Corals provide a good example of how sedentary species achieve dispersion. Corals reproduce by releasing sperm and eggs directly into the water. These release events are coordinated by lunar phase in certain warm months, such that all corals of one or many species on a given reef will release on the same single or several consecutive nights. The released eggs are fertilized, and the resulting zygote develops quickly into a multicellular planula. This motile stage then attempts to find a suitable substratum for settlement. Most are unsuccessful and die or are fed upon by zooplankton and bottom dwelling predators such as anemones and other corals. However, untold millions are produced, and a few do succeed in locating spots of bare limestone, where they settle and transform by growth into a polyp. All things being favorable, the single polyp grows into a coral head by budding off new polyps to form a colony.

Motile animals 

The majority of animals are motile. Motile animals can disperse themselves by their spontaneous and independent locomotive powers. For example, dispersal distances across bird species depend on their flight capabilities. On the other hand, small animals utilize the existing kinetic energies in the environment, resulting in passive movement. Dispersal by water currents is especially associated with the physically small inhabitants of marine waters known as zooplankton. The term plankton comes from the Greek, πλαγκτον, meaning "wanderer" or "drifter".

Dispersal by dormant stages
Many animal species, especially freshwater invertebrates, are able to disperse by wind or by transfer with an aid of larger animals (birds, mammals or fishes) as dormant eggs, dormant embryos or, in some cases, dormant adult stages. Tardigrades, some rotifers and some copepods are able to withstand desiccation as adult dormant stages. Many other taxa (Cladocera, Bryozoa, Hydra, Copepoda and so on) can disperse as dormant eggs or embryos. Freshwater sponges usually have special dormant propagules called gemmulae for such a dispersal. Many kinds of dispersal dormant stages are able to withstand not only desiccation and low and high temperature, but also action of digestive enzymes during their transfer through digestive tracts of birds and other animals, high concentration of salts and many kinds of toxicants. Such dormant-resistant stages made possible the long-distance dispersal from one water body to another and broad distribution ranges of many freshwater animals.

Quantifying dispersal 

Dispersal is most commonly quantified either in terms of rate or distance.

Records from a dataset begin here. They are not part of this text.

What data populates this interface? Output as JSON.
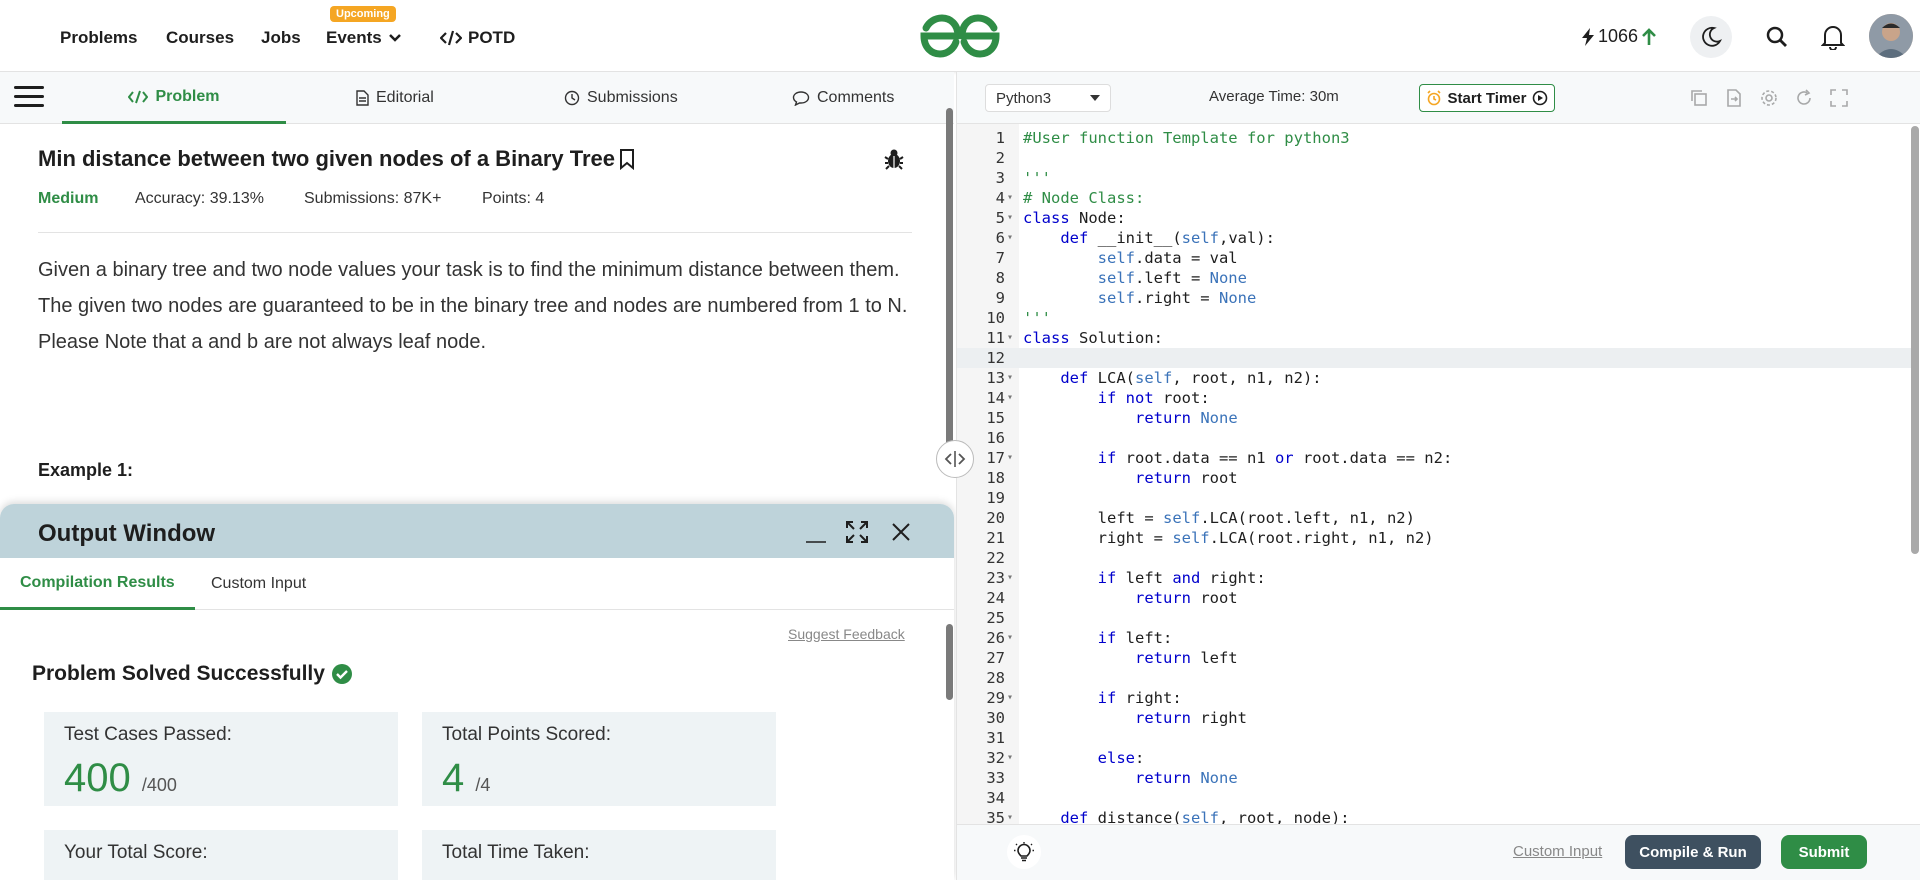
{
  "nav": {
    "items": [
      "Problems",
      "Courses",
      "Jobs",
      "Events"
    ],
    "events_badge": "Upcoming",
    "potd": "POTD",
    "streak": "1066"
  },
  "problem_tabs": [
    "Problem",
    "Editorial",
    "Submissions",
    "Comments"
  ],
  "problem": {
    "title": "Min distance between two given nodes of a Binary Tree",
    "difficulty": "Medium",
    "accuracy": "Accuracy: 39.13%",
    "submissions": "Submissions: 87K+",
    "points": "Points: 4",
    "description": [
      "Given a binary tree and two node values your task is to find the minimum distance between them.",
      "The given two nodes are guaranteed to be in the binary tree and nodes are numbered from 1 to N.",
      "Please Note that a and b are not always leaf node."
    ],
    "example_heading": "Example 1:"
  },
  "output": {
    "title": "Output Window",
    "tabs": [
      "Compilation Results",
      "Custom Input"
    ],
    "feedback": "Suggest Feedback",
    "status": "Problem Solved Successfully",
    "cards": [
      {
        "label": "Test Cases Passed:",
        "value": "400",
        "total": "/400"
      },
      {
        "label": "Total Points Scored:",
        "value": "4",
        "total": "/4"
      },
      {
        "label": "Your Total Score:",
        "value": "",
        "total": ""
      },
      {
        "label": "Total Time Taken:",
        "value": "",
        "total": ""
      }
    ]
  },
  "editor": {
    "language": "Python3",
    "avg_time": "Average Time: 30m",
    "start_timer": "Start Timer",
    "custom_input": "Custom Input",
    "compile_run": "Compile & Run",
    "submit": "Submit",
    "lines": [
      "#User function Template for python3",
      "",
      "'''",
      "# Node Class:",
      "class Node:",
      "    def __init__(self,val):",
      "        self.data = val",
      "        self.left = None",
      "        self.right = None",
      "'''",
      "class Solution:",
      "",
      "    def LCA(self, root, n1, n2):",
      "        if not root:",
      "            return None",
      "",
      "        if root.data == n1 or root.data == n2:",
      "            return root",
      "",
      "        left = self.LCA(root.left, n1, n2)",
      "        right = self.LCA(root.right, n1, n2)",
      "",
      "        if left and right:",
      "            return root",
      "",
      "        if left:",
      "            return left",
      "",
      "        if right:",
      "            return right",
      "",
      "        else:",
      "            return None",
      "",
      "    def distance(self, root, node):"
    ],
    "folded_lines": [
      4,
      5,
      6,
      11,
      13,
      14,
      17,
      23,
      26,
      29,
      32,
      35
    ],
    "active_line": 12
  },
  "colors": {
    "accent": "#2f8d46",
    "run_button": "#3e5060",
    "output_header": "#bed3da"
  }
}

Dispersal rate (also called migration rate in the population genetics literature) or probability describes the probability that any individual leaves an area or, equivalently, the expected proportion of individual to leave an area.

The dispersal distance is usually described by a dispersal kernel which gives the probability distribution of the distance traveled by any individual. A number of different functions are used for dispersal kernels in theoretical models of dispersal including the negative exponential distribution, extended negative exponential distribution, normal distribution, exponential power distribution, inverse power distribution, and the two-sided power distribution. The inverse power distribution and distributions with 'fat tails' representing long-distance dispersal events (called leptokurtic distributions) are thought to best match empirical dispersal data.

Consequences of dispersal 
Dispersal not only has costs and benefits to the dispersing individual (as mentioned above), it also has consequences at the level of the population and species on both ecological and evolutionary timescales.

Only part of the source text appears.